All'inizio aveva urlato, sperando che qualcuno la sentisse ed accorresse in suo aiuto: non era possibile che una persona come lei scomparisse così, dalla faccia della terra, senza che nessuno si ponesse il problema, senza che la cercassero. Ma i rumori sembravano non poter uscire da quella prigione: potevano soltanto entrare. Quando anche le urla non erano bastate lo aveva implorato, senza più voce quasi.
Le aveva risposto all'improvviso una risata sadica e senza rimpianti di un folle. Quella persona silenziosa che ancora entrava nella sua stanza approfittando del suo sonno per portarle da mangiare e da bere, od anche talvolta per cambiarsi o lavarsi, era come impermeabile a qualsiasi forma di comunicazione.
Era uno psicopatico.
Quella prima ed unica volta che aveva urlato, aveva aspettato che fosse esausta dalla stanchezza e dalla disperazione. In silenzio e nel buio si era introdotto nella stanza e l'aveva riempita di botte. Non una sola parola era stata scambiata tra la vittima ed il suo carceriere: i ruoli erano stati chiariti. A lei era rimasto quell'angolo dove priva di sensi e di speranza si era resa conto con terrore che se lui soltanto lo avesse desiderato quel giorno avrebbe potuto spegnere la sua vita come una fiammella. Se non quel giorno domani, chissà…

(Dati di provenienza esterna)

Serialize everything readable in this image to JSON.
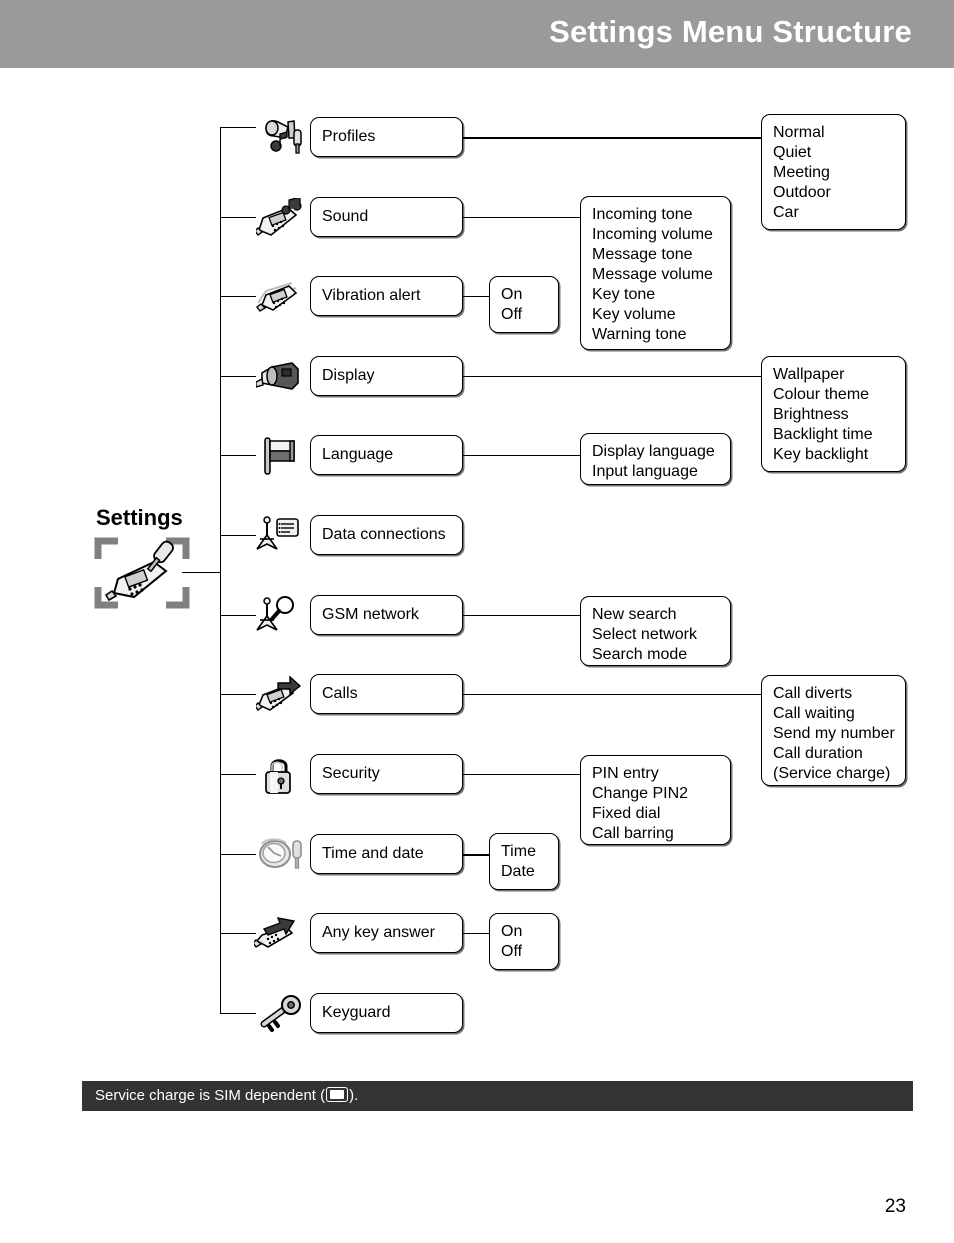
{
  "header": {
    "title": "Settings Menu Structure"
  },
  "root": {
    "label": "Settings",
    "icon": "phone-screwdriver-icon"
  },
  "menu": [
    {
      "label": "Profiles",
      "icon": "profiles-icon"
    },
    {
      "label": "Sound",
      "icon": "phone-music-note-icon"
    },
    {
      "label": "Vibration alert",
      "icon": "phone-vibrating-icon"
    },
    {
      "label": "Display",
      "icon": "projector-icon"
    },
    {
      "label": "Language",
      "icon": "flag-icon"
    },
    {
      "label": "Data connections",
      "icon": "antenna-list-icon"
    },
    {
      "label": "GSM network",
      "icon": "antenna-magnifier-icon"
    },
    {
      "label": "Calls",
      "icon": "phone-arrow-icon"
    },
    {
      "label": "Security",
      "icon": "padlock-icon"
    },
    {
      "label": "Time and date",
      "icon": "clock-screwdriver-icon"
    },
    {
      "label": "Any key answer",
      "icon": "phone-keys-arrow-icon"
    },
    {
      "label": "Keyguard",
      "icon": "key-icon"
    }
  ],
  "submenus": {
    "profiles": [
      "Normal",
      "Quiet",
      "Meeting",
      "Outdoor",
      "Car"
    ],
    "sound": [
      "Incoming tone",
      "Incoming volume",
      "Message tone",
      "Message volume",
      "Key tone",
      "Key volume",
      "Warning tone"
    ],
    "vibration": [
      "On",
      "Off"
    ],
    "display": [
      "Wallpaper",
      "Colour theme",
      "Brightness",
      "Backlight time",
      "Key backlight"
    ],
    "language": [
      "Display language",
      "Input language"
    ],
    "gsm_network": [
      "New search",
      "Select network",
      "Search mode"
    ],
    "calls": [
      "Call diverts",
      "Call waiting",
      "Send my number",
      "Call duration",
      "(Service charge)"
    ],
    "security": [
      "PIN entry",
      "Change PIN2",
      "Fixed dial",
      "Call barring"
    ],
    "time_and_date": [
      "Time",
      "Date"
    ],
    "any_key_answer": [
      "On",
      "Off"
    ]
  },
  "note": {
    "before": "Service charge is SIM dependent (",
    "after": ").",
    "icon": "sim-card-icon"
  },
  "page_number": "23",
  "colors": {
    "header_bg": "#9a9a9a",
    "note_bg": "#333333",
    "box_border": "#000000",
    "page_bg": "#ffffff"
  }
}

Nell'oscurità le giunse ora il rumore di una radio accesa: una canzone, la melodia impercettibile e le parole ridotte quasi ad un sussurro, attraverso le pareti. Parole che stridevano con i suoi pensieri e che si aggiungevano alla sua tristezza.
Tutto questo tempo a chiedermi Cos'è che non mi lascia in pace Tutti questi anni a chiedermi Se vado veramente bene Così Come sono Così.
Forse era lui. Si divertiva a tentarla, a farle capire che al di fuori da quel buco nero esisteva ancora una vita piena che lei non poteva più avere. Lui era diventato il custode di tutto: della sua esistenza, dei suoi desideri. Della stessa aria che respirava.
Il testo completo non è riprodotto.